当初5年間の特例承認期間の県等への報告の際に、またはその後三年に一度の税務署への届出の際に外部従業員が4名と記載した書類を提出すれば、即納税猶予関連の調査をされ資産保有型会社に該当しないか?について日々判定され、又は資産運用型会社に該当しないか?を各事業年度末判定がされることになるからです。要するに従業員の少ない顧問先様に適用させると税理士自身も一生この制度の適用が不可(猶予の確定)とならないかという心配をし続けることになるのです。



(1)代表者は三名までと複数代表制がとれることとなっておりますが、例えば代表権をもっている兄弟三人が争いになったらどうでしょう?ですから、私は「代表取締役社長は一名の方がよいです」と顧問先様にお伝えしております。



(2)この特例は、複数の者からの第二種特例経営承継としての贈与等(同族関係者以外の無数からの贈与がOK)(従来制度でも第二種経営承継としてこの適用が受けられるようになっております。)は適用せずに、連年贈与等で対応をします。先代一人の納税猶予一連の作業でも大変な税務手続きとなるのに、ちっぽけな株式数でわざわざ第二種特例経営承継としての贈与等などを適用することなどできません。



(3)もしこの制度を利用するなら、必ず相続時精算課税を適用することをお勧めいたします。それはこの制度の適用が取り消される事由が生じて猶予の確定がなされた場合に税理士に損害賠償される可能性があるからです。猶予が確定されれば、基本的には暦年課税の方が実効税率は高くなると考えられるからです。逆を言えば、そのような納税者を対象にこの制度を利用しているとも言えるでしょう。
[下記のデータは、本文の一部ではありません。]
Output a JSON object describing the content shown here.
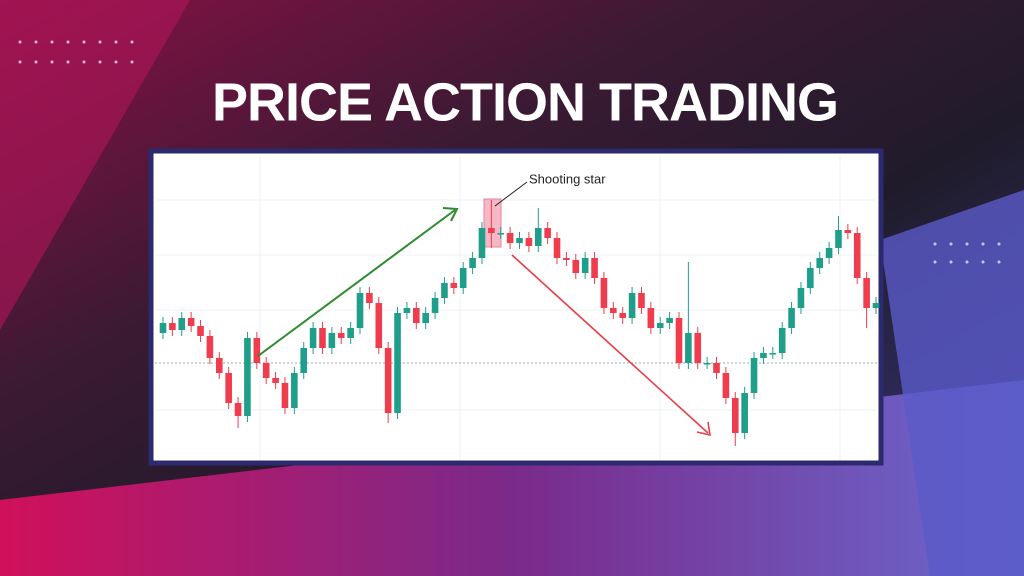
{
  "chart_data": {
    "type": "candlestick",
    "title": "PRICE ACTION TRADING",
    "annotation": "Shooting star",
    "up_color": "#1f9e8a",
    "down_color": "#ef3d4e",
    "ylim": [
      0,
      300
    ],
    "open": [
      125,
      135,
      128,
      140,
      132,
      122,
      100,
      85,
      55,
      42,
      120,
      95,
      80,
      75,
      50,
      85,
      110,
      130,
      110,
      125,
      120,
      130,
      165,
      155,
      110,
      45,
      145,
      150,
      135,
      145,
      160,
      175,
      170,
      190,
      200,
      230,
      225,
      225,
      215,
      220,
      212,
      230,
      220,
      200,
      198,
      185,
      200,
      180,
      150,
      145,
      140,
      165,
      150,
      130,
      135,
      140,
      95,
      125,
      95,
      95,
      85,
      60,
      25,
      65,
      100,
      105,
      105,
      130,
      150,
      170,
      190,
      200,
      210,
      228,
      225,
      180,
      150
    ],
    "high": [
      141,
      141,
      146,
      146,
      138,
      128,
      106,
      91,
      61,
      126,
      126,
      101,
      86,
      81,
      91,
      116,
      136,
      136,
      131,
      131,
      136,
      171,
      171,
      161,
      116,
      151,
      156,
      156,
      151,
      166,
      181,
      181,
      196,
      206,
      236,
      258,
      231,
      231,
      226,
      226,
      250,
      236,
      226,
      206,
      204,
      206,
      206,
      186,
      156,
      151,
      171,
      171,
      156,
      141,
      146,
      146,
      196,
      131,
      101,
      101,
      91,
      66,
      71,
      106,
      111,
      111,
      136,
      156,
      176,
      196,
      206,
      216,
      242,
      234,
      231,
      186,
      161
    ],
    "low": [
      119,
      122,
      122,
      126,
      116,
      94,
      79,
      49,
      30,
      36,
      89,
      74,
      69,
      44,
      44,
      79,
      104,
      104,
      104,
      114,
      114,
      124,
      149,
      104,
      35,
      39,
      139,
      129,
      129,
      139,
      154,
      164,
      164,
      184,
      194,
      210,
      219,
      209,
      209,
      206,
      206,
      214,
      194,
      192,
      179,
      179,
      174,
      144,
      139,
      134,
      134,
      144,
      124,
      124,
      129,
      89,
      89,
      89,
      89,
      79,
      54,
      12,
      19,
      59,
      94,
      99,
      99,
      124,
      144,
      164,
      184,
      194,
      204,
      219,
      174,
      130,
      144
    ],
    "close": [
      135,
      128,
      140,
      132,
      122,
      100,
      85,
      55,
      42,
      120,
      95,
      80,
      75,
      50,
      85,
      110,
      130,
      110,
      125,
      120,
      130,
      165,
      155,
      110,
      45,
      145,
      150,
      135,
      145,
      160,
      175,
      170,
      190,
      200,
      230,
      225,
      225,
      215,
      220,
      212,
      230,
      220,
      200,
      198,
      185,
      200,
      180,
      150,
      145,
      140,
      165,
      150,
      130,
      135,
      140,
      95,
      125,
      95,
      95,
      85,
      60,
      25,
      65,
      100,
      105,
      105,
      130,
      150,
      170,
      190,
      200,
      210,
      228,
      225,
      180,
      150,
      155
    ]
  }
}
では、実際にこの制度を利用することを前提として今日からその顧問先様に何をしていくか?納税が猶予や免除されるからほっておいていい?そんなんじゃありません。例えば一般的な相続税でも配偶者の税額軽減があるから安心だ、などといって相続対策をしていない税理士がいるとすればそれは誤りで、他の相続人が多少の財産でも相続する場合には、相続税の総額を計算する段階では配偶者の税額軽減されることとなった元の財産も含めて計算がされるのです。過去にこのような事例がありました。相続税の申告が終わった後に預金が1,000万円出てきたのです。修正申告書を作成して配偶者の税額軽減に余りがあるから、1,000万円をすべて配偶者に相続させたところ、他の相続人の40万円〜50万円(相続した財産に応じて)の納税が生じたのです。要するにこれも事業承継税制での納税の猶予又は免除と同じことで、相続税の総額を計算する段階では、この株価は財産に算入されておりますから、他の相続人には一切の猶予も免除もありません。(農地の納税猶予の場合には農業投資価格で相続税の総額が計算されることとなりますから、他の相続人にも影響しないで済みますが:::)
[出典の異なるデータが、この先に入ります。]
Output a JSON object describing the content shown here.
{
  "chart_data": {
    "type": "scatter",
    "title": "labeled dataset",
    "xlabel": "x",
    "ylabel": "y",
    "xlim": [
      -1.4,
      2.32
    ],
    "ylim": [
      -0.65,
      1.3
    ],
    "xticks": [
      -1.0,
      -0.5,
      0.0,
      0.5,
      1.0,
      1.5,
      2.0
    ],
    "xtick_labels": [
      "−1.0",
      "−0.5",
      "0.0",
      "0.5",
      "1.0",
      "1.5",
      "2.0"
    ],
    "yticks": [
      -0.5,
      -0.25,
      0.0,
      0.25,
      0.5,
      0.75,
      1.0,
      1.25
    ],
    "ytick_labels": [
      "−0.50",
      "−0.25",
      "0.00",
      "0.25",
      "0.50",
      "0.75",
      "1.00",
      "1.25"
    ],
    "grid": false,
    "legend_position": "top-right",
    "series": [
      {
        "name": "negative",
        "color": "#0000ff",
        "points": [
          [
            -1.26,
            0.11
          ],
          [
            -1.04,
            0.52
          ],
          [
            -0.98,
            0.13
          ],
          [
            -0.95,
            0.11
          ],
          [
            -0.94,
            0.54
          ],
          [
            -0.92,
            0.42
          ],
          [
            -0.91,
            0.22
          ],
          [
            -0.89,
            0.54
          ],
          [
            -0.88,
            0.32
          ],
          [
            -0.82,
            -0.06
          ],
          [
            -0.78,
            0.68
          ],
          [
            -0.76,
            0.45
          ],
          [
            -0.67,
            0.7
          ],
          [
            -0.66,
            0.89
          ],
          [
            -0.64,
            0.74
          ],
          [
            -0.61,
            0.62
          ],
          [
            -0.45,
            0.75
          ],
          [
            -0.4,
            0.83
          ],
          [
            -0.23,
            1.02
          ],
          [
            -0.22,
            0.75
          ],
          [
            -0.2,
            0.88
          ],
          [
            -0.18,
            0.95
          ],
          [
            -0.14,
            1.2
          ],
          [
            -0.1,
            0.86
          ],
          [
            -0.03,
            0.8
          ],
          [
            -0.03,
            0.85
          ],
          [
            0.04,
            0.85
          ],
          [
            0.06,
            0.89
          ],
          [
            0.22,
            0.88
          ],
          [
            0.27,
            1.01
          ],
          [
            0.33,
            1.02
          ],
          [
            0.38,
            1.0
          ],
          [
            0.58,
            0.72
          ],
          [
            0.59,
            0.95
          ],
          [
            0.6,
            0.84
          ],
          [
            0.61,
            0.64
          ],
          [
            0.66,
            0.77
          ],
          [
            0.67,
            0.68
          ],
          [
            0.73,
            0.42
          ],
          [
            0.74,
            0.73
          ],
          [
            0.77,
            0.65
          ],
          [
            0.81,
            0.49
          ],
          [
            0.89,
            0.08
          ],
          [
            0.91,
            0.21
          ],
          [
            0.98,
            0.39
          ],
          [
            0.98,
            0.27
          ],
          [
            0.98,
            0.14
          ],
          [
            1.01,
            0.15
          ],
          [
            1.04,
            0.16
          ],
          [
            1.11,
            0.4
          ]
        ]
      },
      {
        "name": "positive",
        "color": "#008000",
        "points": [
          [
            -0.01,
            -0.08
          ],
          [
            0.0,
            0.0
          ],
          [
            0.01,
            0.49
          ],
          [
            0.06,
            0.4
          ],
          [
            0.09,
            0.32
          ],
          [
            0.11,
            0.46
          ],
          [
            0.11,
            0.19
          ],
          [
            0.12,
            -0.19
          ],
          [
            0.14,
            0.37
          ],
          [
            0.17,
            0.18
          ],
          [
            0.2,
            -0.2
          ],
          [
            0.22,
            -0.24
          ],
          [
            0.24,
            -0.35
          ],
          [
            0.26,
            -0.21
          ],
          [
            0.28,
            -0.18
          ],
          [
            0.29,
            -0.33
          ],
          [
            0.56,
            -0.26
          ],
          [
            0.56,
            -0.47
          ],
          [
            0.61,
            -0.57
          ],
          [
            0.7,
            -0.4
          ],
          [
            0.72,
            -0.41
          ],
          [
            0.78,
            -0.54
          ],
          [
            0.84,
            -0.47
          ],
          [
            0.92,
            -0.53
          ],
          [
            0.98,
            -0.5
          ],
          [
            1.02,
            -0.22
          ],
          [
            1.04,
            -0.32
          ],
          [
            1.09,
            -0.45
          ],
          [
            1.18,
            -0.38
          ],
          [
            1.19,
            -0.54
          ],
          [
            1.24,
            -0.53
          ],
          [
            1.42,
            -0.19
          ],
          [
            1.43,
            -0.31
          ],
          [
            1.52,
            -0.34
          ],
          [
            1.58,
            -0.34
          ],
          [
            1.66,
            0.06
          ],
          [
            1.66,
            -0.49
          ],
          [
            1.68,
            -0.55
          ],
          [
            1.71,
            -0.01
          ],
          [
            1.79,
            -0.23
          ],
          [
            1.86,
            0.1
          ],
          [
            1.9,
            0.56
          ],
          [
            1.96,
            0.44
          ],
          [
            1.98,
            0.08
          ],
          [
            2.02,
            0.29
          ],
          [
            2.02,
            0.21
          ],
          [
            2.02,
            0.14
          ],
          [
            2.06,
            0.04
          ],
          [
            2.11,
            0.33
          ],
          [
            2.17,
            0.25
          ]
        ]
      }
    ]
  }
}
事業承継税制の適用をしようとする会社は、35年3月末までに計画書を提出して39年12月末までに贈与等を実行してこの適用を受けることとなりますが、まずは会社の不良と名の付く在庫、債権、資産などの処分を実施の上の可能な範囲内での連年贈与を実行していくべきであると考えます。
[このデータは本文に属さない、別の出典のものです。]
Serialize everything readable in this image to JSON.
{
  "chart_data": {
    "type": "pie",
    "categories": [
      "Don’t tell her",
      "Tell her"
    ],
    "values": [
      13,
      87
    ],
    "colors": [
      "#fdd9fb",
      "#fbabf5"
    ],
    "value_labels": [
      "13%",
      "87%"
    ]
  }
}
その際に顧問先様の会社が株券発行会社となっている場合には、株券不発行会社への定款変更もしておくべきです。発行会社の場合には株式を発行してこの制度利用の際に税務署に株式を担保として差し入れなければなりません。また、実際にあった話ですが父は後継者である長男に自社株を贈与して納税猶予手続きを済ませた後に事業承継で揉めた他の相続人から「その自社株の移動は無効だ!」と訴えられたのです。



会社法第128条(株券発行会社の株式の譲渡)より

1.株券発行会社の株式の譲渡は、当該株式に係る株券を交付しなければ、その効力を生じない。ただし、自己株式の処分による株式の譲渡については、この限りでない。

2.株券の発行前にした譲渡は、株券発行会社に対し、その効力を生じない。



次にその会社の実際の株価を算出し、連年贈与では無理な額であり、猶予される税額を算出(この際には先代が所有する他の相続財産も概算額で含めて算出する必要があるでしょう。)し、実際にどの程度の猶予及び免除額となるかを先代に提示することが大切です。また、この制度を適用した場合には私たちの税理士成功報酬(制度選択申告関連で最低でも50万円、その後5年間の県等への報告と税務署への届出、5年後からは3年に一度の税務署への届出書の提出で総額150万円ぐらいにはなるのではないでしょうか?)も前もって提示しておいた方がいいと思います。その上で税理士とお客様との二人三脚で適用していくこととなります。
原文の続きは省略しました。